The system is set up, at every political level, to reward politicians who can hang in there as long as possible. Members of Parliament, as you know, start earning a pension after six years in their seat. Someone who spends many long years on the Hill thus accumulates a big fat pension through no other skill than longevity.
Someone like, to pick an example at random, oh look, career politician Pierre Poilievre who’s set to retire with a very fine nest egg indeed, financed by ours truly.
Here’s a video Rick Mercer did in — hold on to your bonnets — 2009 to celebrate the fact that the then young man of 31 was henceforth qualified for a full pension, despite having only worked as politician his entire career. Which he’s still doing 13 years later, as you may have heard.
But let’s not get fixated on this one person.
Let us instead ask the very important question of: How exactly are we to compensate politicians for the work they do for their constituents?
You can’t not pay people, or else you’ll only get rich dilettantes in the halls of power, or people who literally have nothing to lose. You can’t pay them too much because then you’ll only attract greedy folks. But beyond the magic number that makes sense for the work and dedication of politicians, there is the question of the “when” that compensation is being handed out.
And here my question is: Why the heck do we bother with pensions? Or severance pay? If you pay politicians enough, is that not, well, enough?
Like I said, I don’t like pitchforks. But if you feel like getting offended by something, go look at the list of federal MPs who either lost or didn’t run in the last election and how much they’re going to get every year.

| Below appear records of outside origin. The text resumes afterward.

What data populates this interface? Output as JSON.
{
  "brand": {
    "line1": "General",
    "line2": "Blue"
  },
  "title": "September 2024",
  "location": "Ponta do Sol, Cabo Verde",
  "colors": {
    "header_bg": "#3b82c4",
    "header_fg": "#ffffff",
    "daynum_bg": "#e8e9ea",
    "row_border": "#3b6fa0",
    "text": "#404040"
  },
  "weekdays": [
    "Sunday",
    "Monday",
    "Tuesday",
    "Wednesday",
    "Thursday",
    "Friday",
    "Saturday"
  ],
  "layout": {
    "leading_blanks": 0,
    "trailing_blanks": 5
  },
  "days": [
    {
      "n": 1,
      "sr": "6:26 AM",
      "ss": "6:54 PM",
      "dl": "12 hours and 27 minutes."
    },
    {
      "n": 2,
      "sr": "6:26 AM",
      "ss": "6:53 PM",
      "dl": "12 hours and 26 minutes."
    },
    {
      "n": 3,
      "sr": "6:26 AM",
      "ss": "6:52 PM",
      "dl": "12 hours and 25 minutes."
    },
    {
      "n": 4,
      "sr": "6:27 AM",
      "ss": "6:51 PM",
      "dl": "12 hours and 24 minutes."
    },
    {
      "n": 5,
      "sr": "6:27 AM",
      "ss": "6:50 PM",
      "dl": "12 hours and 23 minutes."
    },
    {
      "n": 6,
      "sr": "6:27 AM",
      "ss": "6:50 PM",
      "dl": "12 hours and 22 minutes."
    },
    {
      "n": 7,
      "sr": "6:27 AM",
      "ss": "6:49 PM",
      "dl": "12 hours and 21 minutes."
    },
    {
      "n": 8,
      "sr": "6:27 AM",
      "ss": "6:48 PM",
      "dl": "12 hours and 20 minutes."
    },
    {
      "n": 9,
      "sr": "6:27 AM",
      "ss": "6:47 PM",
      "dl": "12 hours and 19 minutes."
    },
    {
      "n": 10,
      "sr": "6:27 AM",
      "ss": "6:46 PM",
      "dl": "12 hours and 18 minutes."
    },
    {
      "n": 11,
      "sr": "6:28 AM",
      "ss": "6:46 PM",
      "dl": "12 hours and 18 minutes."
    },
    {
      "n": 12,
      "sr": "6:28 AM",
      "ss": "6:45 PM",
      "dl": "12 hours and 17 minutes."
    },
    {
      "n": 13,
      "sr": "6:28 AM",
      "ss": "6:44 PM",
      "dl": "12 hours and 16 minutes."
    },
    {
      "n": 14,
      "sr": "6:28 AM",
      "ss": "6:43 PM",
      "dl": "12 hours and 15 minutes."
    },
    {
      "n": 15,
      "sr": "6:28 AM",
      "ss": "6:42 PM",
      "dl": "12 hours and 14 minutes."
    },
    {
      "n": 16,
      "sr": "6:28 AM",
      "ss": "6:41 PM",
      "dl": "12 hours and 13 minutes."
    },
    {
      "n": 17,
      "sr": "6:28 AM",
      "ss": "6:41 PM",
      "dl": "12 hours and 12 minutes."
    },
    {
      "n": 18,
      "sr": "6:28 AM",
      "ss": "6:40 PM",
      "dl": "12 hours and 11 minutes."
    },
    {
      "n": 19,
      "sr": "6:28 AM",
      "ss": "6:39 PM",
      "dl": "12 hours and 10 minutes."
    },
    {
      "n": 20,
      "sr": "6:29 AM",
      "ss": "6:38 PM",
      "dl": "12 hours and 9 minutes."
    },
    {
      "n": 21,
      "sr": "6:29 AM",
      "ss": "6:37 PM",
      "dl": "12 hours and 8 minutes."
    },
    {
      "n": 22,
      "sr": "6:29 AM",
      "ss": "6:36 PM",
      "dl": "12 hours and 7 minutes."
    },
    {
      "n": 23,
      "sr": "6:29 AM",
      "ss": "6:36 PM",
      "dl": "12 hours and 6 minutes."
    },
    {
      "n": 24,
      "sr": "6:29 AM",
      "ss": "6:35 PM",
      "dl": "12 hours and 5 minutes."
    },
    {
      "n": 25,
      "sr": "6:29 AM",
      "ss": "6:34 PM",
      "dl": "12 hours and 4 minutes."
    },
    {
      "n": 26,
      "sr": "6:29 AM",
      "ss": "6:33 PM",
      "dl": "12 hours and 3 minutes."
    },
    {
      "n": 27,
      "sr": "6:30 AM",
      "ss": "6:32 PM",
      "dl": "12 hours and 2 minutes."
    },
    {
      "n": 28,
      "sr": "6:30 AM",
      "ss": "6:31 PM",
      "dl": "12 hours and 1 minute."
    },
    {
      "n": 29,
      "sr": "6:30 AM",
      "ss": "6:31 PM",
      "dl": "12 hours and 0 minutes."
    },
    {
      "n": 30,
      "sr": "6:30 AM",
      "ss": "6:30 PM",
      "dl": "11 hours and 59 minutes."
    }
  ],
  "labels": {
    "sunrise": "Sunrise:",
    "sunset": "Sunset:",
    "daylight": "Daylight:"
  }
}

I don’t want to not compensate people for the time they spend working in politics. But this system seems… out of touch with the reality of most Canadians, at the very least.
Rewarding longevity encourages people to not make waves, not cause trouble, and just go with whatever seems to be in fashion so they can keep being in power for the sake of earning a fat pension or severance package.
If instead you paid people well for their time in public service but let them be on their own thereafter, then maybe they’d show up to serve for so long as it made sense to them and/or to the voters and would go do something else with their lives after their stint in politics ended.